Lingkungan kecilmu telah membentuk kepercayaan terhadap takhayul. Sedangkan aku dibesarkan dalam keluarga yang meyakini rasionalitas, semua hal dapat dijelaskan dengan akal.
Namun aku tidak akan memaksamu untuk mengikuti cara berpikir logis. Saat ini aku berkompromi dengan nalar irasional yang engkau percayai. Satu-satunya alasan adalah: aku tidak ingin kehilanganmu.
Sampai detik ini kita --aku bersama kamu-- sedang berjuang, mengayuh biduk ringkih melalui gelombang kehidupan dalam satu pikiran. Bahagia merupakan pencapaian.
Pada sebuah malam paling membara, tiba-tiba engkau medekap kuat. Debar-debar pada dadamu menyatukan peluh kita.
 "Aku takut ...."
Dengan lembut aku mengecup dahi, membelai rambut halus, dan menghangatkan gigil tubuhmu.
"Aku takut. Aku mendengar suara burung kedasih. Kamu?"
Ya, aku tahu. Burung emprit itu dipercaya sebagai burung pembawa maut. Kicau monoton burung bermata merah dianggap pertanda datangnya kematian orang dekat kita.
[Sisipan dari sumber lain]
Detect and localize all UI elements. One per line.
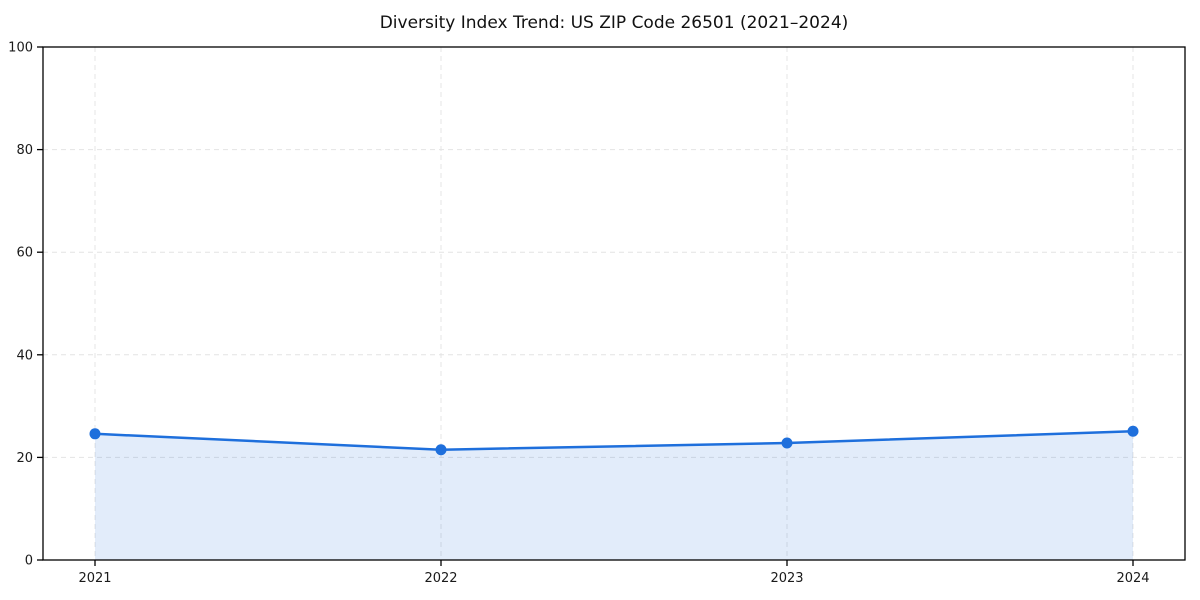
y-tick-label: 20 <box>16 451 33 466</box>
y-tick-label: 80 <box>16 143 33 158</box>
y-tick-label: 40 <box>16 348 33 363</box>
x-tick-label: 2021 <box>78 571 111 586</box>
data-point-2024 <box>1127 425 1139 437</box>
data-point-2023 <box>781 437 793 449</box>
plot-frame <box>42 46 1186 561</box>
x-tick-label: 2022 <box>424 571 457 586</box>
y-tick-label: 60 <box>16 246 33 261</box>
x-tick-label: 2024 <box>1116 571 1149 586</box>
chart-title: Diversity Index Trend: US ZIP Code 26501… <box>379 13 849 33</box>
area-fill <box>95 431 1133 560</box>
trend-line <box>93 429 1135 451</box>
data-point-2021 <box>89 428 101 440</box>
y-tick-label: 0 <box>25 554 33 569</box>
y-tick-label: 100 <box>8 41 33 56</box>
x-tick-label: 2023 <box>770 571 803 586</box>
data-point-2022 <box>435 444 447 456</box>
Aku mengusap rambut dan memeluk tubuh membawakan tenang kepada gelisahmu. Jauh setelah malam, barulah terasa napas teratur mendengkur seperti kucing.
Keesokan hari dan hari-hari berikutnya tidak ada kerabat yang mangkat. Hanya ada pengumuman melalui pengeras suara di masjid kejauhan, memberitakan kematian seseorang yang tidak kita kenal.
"Nah kan, bener," tuturmu.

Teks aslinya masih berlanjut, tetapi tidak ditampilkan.